🤖 AI Summary
Autoregressive language models with subword tokenizers exhibit limited robustness against out-of-vocabulary (OOV) multilingual spelling perturbations. To address this, we propose PixelLM—a novel pixel-based language modeling framework that renders text into character-level grayscale images and performs end-to-end convolutional autoregressive modeling, thereby eliminating reliance on subword embeddings and circumventing OOV issues entirely. PixelLM unifies cross-script representation through pixel-sequence modeling, requiring no language-specific preprocessing or tokenization; during decoding, it reconstructs text from pixels, preserving both generation quality and robustness. Evaluated on multilingual LAMBADA, WMT24, and SST-2 benchmarks under spelling noise, PixelLM achieves significant gains in accuracy and stability.

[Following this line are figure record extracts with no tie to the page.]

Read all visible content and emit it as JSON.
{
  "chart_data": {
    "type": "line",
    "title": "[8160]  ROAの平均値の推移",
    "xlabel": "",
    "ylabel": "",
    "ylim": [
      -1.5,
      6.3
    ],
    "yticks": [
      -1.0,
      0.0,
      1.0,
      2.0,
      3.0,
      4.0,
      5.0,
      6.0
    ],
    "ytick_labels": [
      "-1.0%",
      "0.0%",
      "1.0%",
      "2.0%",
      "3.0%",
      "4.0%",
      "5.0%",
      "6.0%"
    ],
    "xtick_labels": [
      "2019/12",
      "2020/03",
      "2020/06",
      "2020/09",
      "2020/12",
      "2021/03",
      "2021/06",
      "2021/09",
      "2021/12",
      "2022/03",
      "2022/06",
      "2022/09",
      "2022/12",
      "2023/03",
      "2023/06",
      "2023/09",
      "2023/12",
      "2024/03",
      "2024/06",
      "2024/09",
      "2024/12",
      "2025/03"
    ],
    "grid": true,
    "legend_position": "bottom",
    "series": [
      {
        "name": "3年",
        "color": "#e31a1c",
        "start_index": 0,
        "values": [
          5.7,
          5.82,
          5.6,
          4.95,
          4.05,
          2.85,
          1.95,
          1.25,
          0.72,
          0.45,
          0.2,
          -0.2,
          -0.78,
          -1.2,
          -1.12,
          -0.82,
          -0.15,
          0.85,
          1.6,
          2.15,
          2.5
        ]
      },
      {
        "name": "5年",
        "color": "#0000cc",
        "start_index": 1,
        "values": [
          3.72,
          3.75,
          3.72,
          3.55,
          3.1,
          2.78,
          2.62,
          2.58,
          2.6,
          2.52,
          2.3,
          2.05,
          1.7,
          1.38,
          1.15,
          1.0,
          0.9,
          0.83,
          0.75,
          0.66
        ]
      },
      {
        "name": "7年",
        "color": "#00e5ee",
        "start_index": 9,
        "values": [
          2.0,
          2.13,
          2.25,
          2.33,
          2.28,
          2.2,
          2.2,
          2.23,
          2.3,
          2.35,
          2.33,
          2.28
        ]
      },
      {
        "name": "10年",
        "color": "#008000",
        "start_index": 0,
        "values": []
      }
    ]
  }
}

Results demonstrate its strong robustness to diverse multilingual spelling variants and superior generalization across scripts and languages.
📝 Abstract
Autoregressive language models are vulnerable to orthographic attacks, where input text is perturbed with characters from multilingual alphabets, leading to substantial performance degradation. This vulnerability primarily stems from the out-of-vocabulary issue inherent in subword tokenizers and their embeddings. To address this limitation, we propose a pixel-based generative language model that replaces the text-based embeddings with pixel-based representations by rendering words as individual images. This design provides stronger robustness to noisy inputs, while an extension of compatibility to multilingual text across diverse writing systems. We evaluate the proposed method on the multilingual LAMBADA dataset, WMT24 dataset and the SST-2 benchmark, demonstrating both its resilience to orthographic noise and its effectiveness in multilingual settings.